2.
Minhas pálpebras tremem antes de se abrirem, e no instante seguinte me dou conta do chão áspero e frio sob mim e da dor latejante no meu pescoço. Onde eu estava? Tento me levantar, ir até a porta de ferro próxima, mas sou subitamente puxada de volta, batendo a cabeça no chão. Gemo de dor, alcançando meu pescoço, onde noto uma faixa de couro seguida por uma corrente grossa e curta. Mas o que...!
"Socorro!" grito desesperadamente, puxando com toda a força que consigo reunir a corrente presa à parede, onde parece firmemente embutida. Na parede oposta de onde estou presa, há uma pequena janela pela qual a única luz neste espaço estreito está filtrando, me dando a certeza de que já amanheceu. "Alguém me ajude!" grito novamente, esperando que a janela dê para uma rua onde alguém possa me ouvir.
Meu corpo inteiro começa a tremer ao perceber a situação terrível em que me meti. Minha respiração fica mais pesada enquanto sou engolida por este lugar claustrofóbico e opressivo. O ar parece escasso, como se estivesse sendo sugado do ambiente, e a atmosfera sufocante me faz sentir como se estivesse em uma panela fervendo lentamente.
A sensação de calor é avassaladora. Cada segundo que passa parece aumentar a temperatura, como se eu estivesse sendo submetida a um teste extremo de resistência. Minha pele fica pegajosa, as roupas grudam no corpo, e o peso do ambiente é opressivo. O suor começa a se formar na minha testa, escorrendo pelo rosto, tornando tudo ainda mais desconfortável.
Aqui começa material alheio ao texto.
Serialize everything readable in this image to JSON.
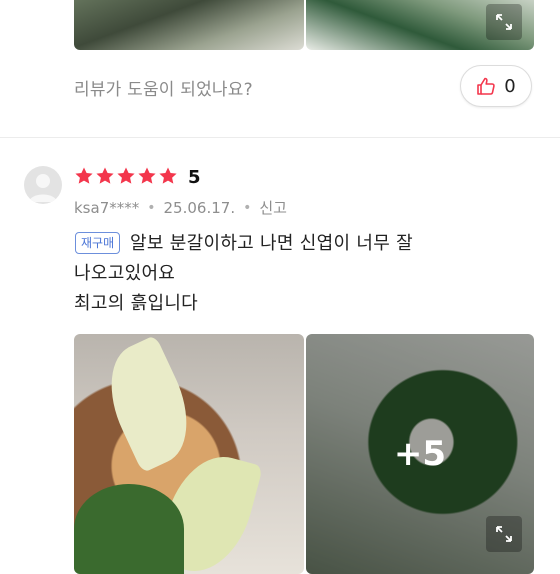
{
  "previous_review": {
    "helpful_question": "리뷰가 도움이 되었나요?",
    "helpful_count": "0"
  },
  "review": {
    "rating": "5",
    "stars": 5,
    "username": "ksa7****",
    "date": "25.06.17.",
    "report_label": "신고",
    "badge": "재구매",
    "text_line_1": "알보 분갈이하고 나면 신엽이 너무 잘",
    "text_line_2": "나오고있어요",
    "text_line_3": "최고의 흙입니다",
    "more_photos_label": "+5"
  },
  "colors": {
    "star": "#f3364c",
    "like_icon": "#f3364c",
    "badge_border": "#6c8fdc",
    "badge_text": "#4a74d6"
  },
  "icons": {
    "like": "thumbs-up-icon",
    "expand": "expand-icon",
    "star": "star-icon"
  }
}
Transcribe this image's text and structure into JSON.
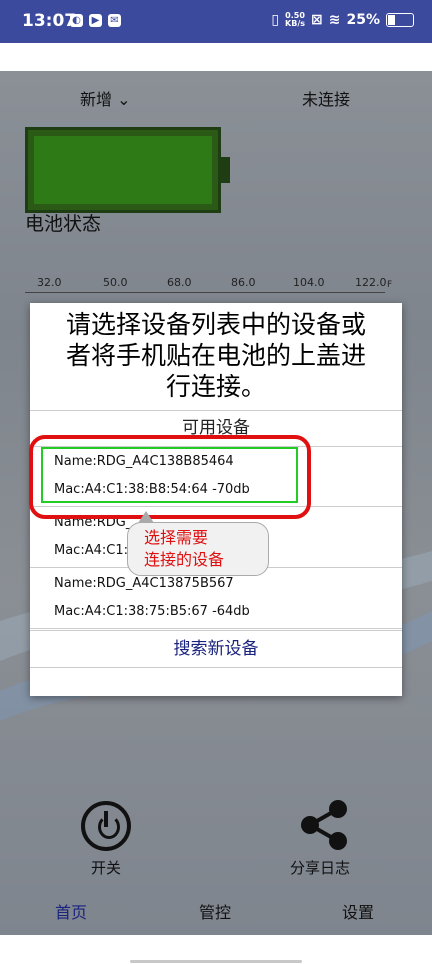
{
  "status_bar": {
    "time": "13:07",
    "net_speed_top": "0.50",
    "net_speed_bottom": "KB/s",
    "battery": "25%"
  },
  "top_nav": {
    "add": "新增",
    "connection": "未连接"
  },
  "battery_status_label": "电池状态",
  "scale_ticks": [
    "32.0",
    "50.0",
    "68.0",
    "86.0",
    "104.0",
    "122.0"
  ],
  "scale_unit": "F",
  "dialog": {
    "prompt_lines": [
      "请选择设备列表中的设备或",
      "者将手机贴在电池的上盖进",
      "行连接。"
    ],
    "header": "可用设备",
    "devices": [
      {
        "name": "Name:RDG_A4C138B85464",
        "mac": "Mac:A4:C1:38:B8:54:64  -70db"
      },
      {
        "name": "Name:RDG_",
        "mac": "Mac:A4:C1:3"
      },
      {
        "name": "Name:RDG_A4C13875B567",
        "mac": "Mac:A4:C1:38:75:B5:67  -64db"
      }
    ],
    "search_button": "搜索新设备"
  },
  "annotation": {
    "line1": "选择需要",
    "line2": "连接的设备"
  },
  "controls": {
    "power": "开关",
    "share": "分享日志"
  },
  "tabs": [
    "首页",
    "管控",
    "设置"
  ],
  "colors": {
    "status_bar": "#3c4a9e",
    "active_tab": "#1a237e",
    "annotation_red": "#e01010",
    "highlight_green": "#22cc22",
    "battery_green": "#2d7a17"
  }
}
Nunca estive em um lugar tão desesperador antes. A falta de controle sobre a situação, a combinação de calor e sufocamento—tudo alimenta meu medo e ansiedade. É como se estivessem testando meus limites físicos e mentais, me empurrando para o abismo da agonia. Eu sabia que precisava encontrar uma maneira de escapar, de lutar contra esse ambiente angustiante que parecia querer me consumir por completo.
E então há aquela cãibra... está me matando, e eu não deveria estar sentindo cãibras. Mulheres grávidas têm cãibras? Minhas mãos tremem antes de passá-las pelo rosto e descer até o pescoço, tentando remover o "colar". Gemo de frustração e agonia, olhando para a janela posicionada mais alta do que eu, imaginando se poderia de alguma forma espremer meu corpo por aquele espaço, mesmo sabendo que é impossível devido ao meu tamanho.
Com as costas pressionadas contra a parede, me sinto encurralada neste espaço sufocante e desconhecido. A cada segundo que passa, a dor parece intensificar, como se algo estivesse torcendo minhas entranhas. Me encolho, puxando as pernas para perto do corpo em uma tentativa desesperada de aliviar a cãibra que me atinge com força.
Cada espasmo de dor parece rasgar minhas entranhas, e eu luto para manter a compostura enquanto minha respiração se torna irregular. Gotas de suor escorrem pelo meu rosto, misturando-se com as lágrimas que se formam nos cantos dos meus olhos.
Enquanto me contorço de agonia, minha mente trabalha febrilmente, tentando entender o que está acontecendo e como posso escapar deste pesadelo. O ambiente sufocante e a dor lancinante se fundem em uma experiência torturante que não consigo compreender totalmente. A única coisa de que tenho certeza naquele momento é que preciso encontrar uma maneira de sobreviver a esta situação, não importa o que aconteça.
Pressiono os lábios com força, suprimindo um gemido de dor, e nesse momento, a porta se abre de repente, capturando minha atenção e acendendo uma faísca de esperança de que alguém veio me resgatar. Esqueço a dor quando tranco os olhos com o homem que vi antes de desmaiar.
"Fique longe de mim!" grito, me encolhendo ainda mais, entrando em um estado de pânico literal.
Isso não era um sonho. Não era nem mesmo o maldito pesadelo do qual eu acordaria. Era real. Eu estava realmente em um pesadelo.
"Você estava gritando por ajuda," sua voz soa calma, o que me aterroriza ainda mais.
"...então me ajude," minha voz treme, "Me deixe ir."
Ele inclina a cabeça para o lado, sem mostrar nenhuma emoção. É como se ele não estivesse sentindo nada.
"Mas quem disse que eu quero te ajudar?" Meu queixo treme enquanto minha visão fica ainda mais turva devido às lágrimas. Eu só não queria admitir para mim mesma que isso era apenas o começo do pesadelo.